Marseille Jazz des cinq continents au MUCEM : en voyage avec Yonathan Avishaï, Cyril Achard et Géraldine Laurent, Guillaume Perret

MARSEILLE JAZZ DES CINQ CONTINENTS au MUCEM : en voyage  avec Yonathan Avishaï, Cyril Achard et Géraldine Laurent,  Guillaume Perret

Terrasse du J4 et Fort St Jean, samedi 22 juillet

Le MUCEM accueillait, samedi dernier, le festival Marseille Jazz Cinq continents pour la deuxième année consécutive, pour une soirée exceptionnelle, en plein air. Au programme pas moins de quatre concerts, à un prix très abordable entre 15 et 20 euros.

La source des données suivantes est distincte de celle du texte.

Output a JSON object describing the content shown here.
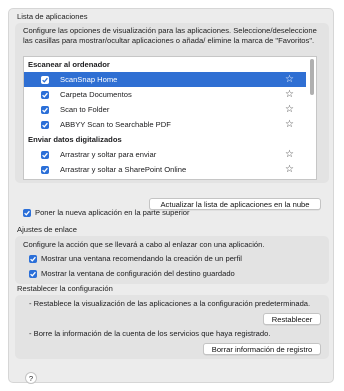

Mais avec deux scènes et des concerts concomitants hélas, après le premier set du quintet du pianiste franco-israélien Yonathan Avishaï, je n’ai pu écouter le blues-folk îlien de Piers Faccini, choisissant le duo guitare-saxophone de Géraldine Laurent et Cyril Achard. La nuit se poursuivit avec le spectacle du saxophoniste-showman Guillaume Perret, d’abord en solo, puis avec les musiciens de l’Institut musical de formation professionnelle de Salon, qui, entre temps,déambulaient dans les deux expositions du Mucem, en accès libre « Vies d’ordures » et « Aventuriers des mers »jusqu’à 23 heures.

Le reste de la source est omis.